La situazione finanziaria rimane fragile, il debito pubblico elevato e il capitale proprio negativo. Ma allora di cosa stiamo parlando? Perché si tende a regalare alla popolazione sogni a prezzo discount, all’insegna dell’improvvisazione, lasciando intendere con leggerezza che è tutto a posto e che, in fin dei conti, la politica è tutta un quiz. Basta trovarsi al posto giusto, al momento giusto, pigiare sul pulsante rosso e, come d’incanto, questo diventa nero. Dal disavanzo all’avanzo in un batter d’occhio. Poi, perché mai guardare oltre, perché sforzarsi di osservare la realtà oltre a ciò che conviene? Così va la politica, la politica «dell’oggi e subito», quella della spesa allegra, quella che ogni uscita in più non conta e guai a dire che agire sul contenimento della crescita della spesa per i sussidi di cassa malati (il Cantone eroga all’incirca 400 milioni di franchi l’anno) è cosa buona, giusta e saggia. Si rischia di passare per un mostro insensibile e senza cuore. Però si dimentica di dire che il montante del sussidio e i beneficiari crescono. Il dossier cassa malati è un cruccio federale, toccherebbe a Berna e al Consiglio federale riconoscere il fallimento del modello LAMal, anche se è innegabile che l’aumento dei premi è legato all’aumento dei costi. E noi ticinesi siamo davvero poco virtuosi nel consumo di prestazioni mediche. Siamo un po’ quelli della cura e della medicina facile, come d’altronde con superficialità vediamo affrontare dalla politica cantonale i problemi contingenti. La giravolta del Centro ha avuto un effetto miracoloso, accendere sul volto dei socialisti un sorriso smagliante. Da eterni musoni a gaudenti come un bambino davanti all’albero di Natale impaziente di scartare il regalo? Il fronte progressista, protagonista di una felice raccolta delle firme per portare i cittadini alle urne, ora si trova nelle mani due autentici match-ball.

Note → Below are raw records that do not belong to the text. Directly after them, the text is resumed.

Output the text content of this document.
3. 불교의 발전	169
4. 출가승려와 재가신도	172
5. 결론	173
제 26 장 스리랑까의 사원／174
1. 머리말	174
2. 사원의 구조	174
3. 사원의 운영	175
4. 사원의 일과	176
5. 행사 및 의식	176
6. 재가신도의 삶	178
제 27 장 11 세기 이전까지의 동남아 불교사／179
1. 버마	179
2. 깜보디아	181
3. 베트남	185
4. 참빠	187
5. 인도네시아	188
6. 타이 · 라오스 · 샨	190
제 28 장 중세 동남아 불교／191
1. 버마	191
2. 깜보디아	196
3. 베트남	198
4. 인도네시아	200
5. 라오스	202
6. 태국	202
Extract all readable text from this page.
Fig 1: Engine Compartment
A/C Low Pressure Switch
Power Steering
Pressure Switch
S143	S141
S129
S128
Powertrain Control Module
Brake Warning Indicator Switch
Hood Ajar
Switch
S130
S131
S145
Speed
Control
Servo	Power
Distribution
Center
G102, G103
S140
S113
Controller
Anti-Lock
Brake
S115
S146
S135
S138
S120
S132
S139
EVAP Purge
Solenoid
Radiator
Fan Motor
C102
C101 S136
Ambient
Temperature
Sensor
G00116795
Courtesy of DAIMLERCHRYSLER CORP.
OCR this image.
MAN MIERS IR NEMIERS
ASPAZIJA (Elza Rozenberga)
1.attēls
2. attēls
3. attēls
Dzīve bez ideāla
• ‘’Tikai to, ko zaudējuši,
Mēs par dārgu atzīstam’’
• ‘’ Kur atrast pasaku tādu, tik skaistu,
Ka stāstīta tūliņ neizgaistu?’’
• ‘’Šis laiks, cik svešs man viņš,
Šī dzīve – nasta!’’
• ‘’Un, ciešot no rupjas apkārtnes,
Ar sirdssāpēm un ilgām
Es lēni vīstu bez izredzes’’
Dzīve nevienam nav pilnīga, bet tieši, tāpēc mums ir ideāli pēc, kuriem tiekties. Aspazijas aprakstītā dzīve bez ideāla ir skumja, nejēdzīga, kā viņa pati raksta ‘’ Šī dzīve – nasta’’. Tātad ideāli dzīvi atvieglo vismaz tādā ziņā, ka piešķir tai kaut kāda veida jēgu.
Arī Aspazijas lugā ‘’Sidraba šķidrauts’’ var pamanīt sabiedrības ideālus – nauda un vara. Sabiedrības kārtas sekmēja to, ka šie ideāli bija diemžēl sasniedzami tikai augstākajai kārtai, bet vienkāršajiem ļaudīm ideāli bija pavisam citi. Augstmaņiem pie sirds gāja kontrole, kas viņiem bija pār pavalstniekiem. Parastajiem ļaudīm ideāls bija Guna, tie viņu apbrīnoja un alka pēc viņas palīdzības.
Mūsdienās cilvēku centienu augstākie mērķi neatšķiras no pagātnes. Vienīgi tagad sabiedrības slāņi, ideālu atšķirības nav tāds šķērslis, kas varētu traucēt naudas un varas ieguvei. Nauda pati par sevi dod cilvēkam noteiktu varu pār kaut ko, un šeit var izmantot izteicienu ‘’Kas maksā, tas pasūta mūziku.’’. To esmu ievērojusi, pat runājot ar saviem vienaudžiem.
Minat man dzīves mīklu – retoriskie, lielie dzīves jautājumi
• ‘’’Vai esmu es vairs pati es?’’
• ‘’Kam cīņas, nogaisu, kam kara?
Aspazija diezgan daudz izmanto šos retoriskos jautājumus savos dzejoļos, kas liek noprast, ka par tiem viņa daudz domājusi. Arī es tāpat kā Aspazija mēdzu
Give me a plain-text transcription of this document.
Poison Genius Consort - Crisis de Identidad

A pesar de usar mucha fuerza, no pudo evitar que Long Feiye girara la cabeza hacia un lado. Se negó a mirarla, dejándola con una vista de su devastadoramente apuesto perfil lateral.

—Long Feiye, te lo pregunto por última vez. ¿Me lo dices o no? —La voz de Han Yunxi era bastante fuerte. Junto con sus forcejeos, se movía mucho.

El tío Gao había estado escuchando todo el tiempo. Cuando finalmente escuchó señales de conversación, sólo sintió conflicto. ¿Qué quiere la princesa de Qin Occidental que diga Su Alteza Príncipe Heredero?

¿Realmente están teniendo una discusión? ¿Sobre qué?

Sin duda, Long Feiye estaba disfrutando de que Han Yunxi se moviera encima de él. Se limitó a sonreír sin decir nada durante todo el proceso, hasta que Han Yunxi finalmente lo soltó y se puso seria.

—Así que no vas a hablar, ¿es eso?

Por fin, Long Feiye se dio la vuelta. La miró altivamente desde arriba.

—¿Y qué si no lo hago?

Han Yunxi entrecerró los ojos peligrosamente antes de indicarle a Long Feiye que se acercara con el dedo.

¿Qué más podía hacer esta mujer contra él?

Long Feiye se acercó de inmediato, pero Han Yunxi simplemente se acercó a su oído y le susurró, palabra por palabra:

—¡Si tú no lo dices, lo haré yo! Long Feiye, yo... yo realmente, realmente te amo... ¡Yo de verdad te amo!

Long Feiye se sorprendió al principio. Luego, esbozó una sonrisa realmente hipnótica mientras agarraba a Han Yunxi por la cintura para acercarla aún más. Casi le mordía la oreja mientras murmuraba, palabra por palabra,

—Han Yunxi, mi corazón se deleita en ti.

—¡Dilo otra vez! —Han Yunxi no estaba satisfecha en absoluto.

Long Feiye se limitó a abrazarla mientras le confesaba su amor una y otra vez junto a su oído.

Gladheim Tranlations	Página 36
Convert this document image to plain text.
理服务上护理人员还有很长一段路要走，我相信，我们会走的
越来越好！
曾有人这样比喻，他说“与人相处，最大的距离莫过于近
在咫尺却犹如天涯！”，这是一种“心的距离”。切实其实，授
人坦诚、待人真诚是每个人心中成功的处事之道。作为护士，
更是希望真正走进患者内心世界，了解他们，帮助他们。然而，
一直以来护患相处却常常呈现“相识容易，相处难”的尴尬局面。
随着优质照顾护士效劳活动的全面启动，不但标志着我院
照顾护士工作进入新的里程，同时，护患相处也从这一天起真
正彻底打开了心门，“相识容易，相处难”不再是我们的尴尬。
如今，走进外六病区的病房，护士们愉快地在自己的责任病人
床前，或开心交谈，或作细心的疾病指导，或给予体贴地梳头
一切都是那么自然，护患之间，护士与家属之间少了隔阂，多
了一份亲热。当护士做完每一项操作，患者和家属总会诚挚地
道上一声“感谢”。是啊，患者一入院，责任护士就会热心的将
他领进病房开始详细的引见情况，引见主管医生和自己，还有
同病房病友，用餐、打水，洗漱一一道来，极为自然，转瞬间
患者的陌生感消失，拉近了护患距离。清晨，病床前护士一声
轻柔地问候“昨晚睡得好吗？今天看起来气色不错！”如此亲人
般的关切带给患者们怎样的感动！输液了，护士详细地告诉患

L’inatteso assist del Centro e, dovesse fallire la via parlamentare per dare un colpo di spugna al «taglio» (che tale di fatto non è), resterebbe la via delle urne. Un destino, quest’ultimo, che attende anche l’iniziativa popolare dello stesso PS (affinché i premi di cassa malati non superino il 10% del reddito disponibile) e quella fiscale della Lega per rendere deducibili integralmente i premi di cassa malati. E se alla fine dei conti i tre temi diventassero oggetto di un’unica tornata alle urne? Se ne potrebbero vedere delle belle, perché di fronte a certe cifre, sulle spalle di Cantone, Comuni e con la deleteria prospettiva di un aumento generalizzato delle imposte, anche chi oggi fa prettamente tattica, si vedrà costretto a gettare la maschera. Intanto il nuovo coordinatore della Lega all’insegna del «viva la gente» ha già fatto confusione alla seconda uscita pubblica sostenendo imprudentemente il 10% proposto dai socialisti, per poi ritrattare dopo «l’Achtung!» che gli ha intimato il Mattino. È evidente che Daniele Piccaluga pare essere già un osservato speciale del domenicale di Lorenzo Quadri. Al centro politico i rapporti tra i presidenti Fiorenzo Dadò (Centro) e Alessandro Speziali (PLR) sono sì distesi, ma allo stesso tempo improduttivi perché le due forze non riescono a fondersi attorno a un’idea da condividere, per dare vita, osiamo dire «finalmente» viste le molte belle parole spese per questo obiettivo, a una battaglia comune a suon di idee e fatti. E così, a ridersela di gusto rimane Piero Marchesi e la sua UDC che con l’iniziativa per tagliare (questo sì con le forbici) il numero dei dipendenti pubblici, ha portato dalla sua parte il Mattino e, mossa abilissima, esponenti in vista di centrodestra tra le fila di Dadò e di Speziali. E intanto l’UDC riesce a vendersi come la sola forza che, con acume politico al di sopra della media e sfruttando le debolezze altrui, veicola un principio sacrosanto: quando hai l’acqua alla gola non fai voli pindarici, ma metti fieno in cascina. Poi resteremo ad osservare se alle parole, anche per effetto delle elezioni del 2027, seguiranno i fatti.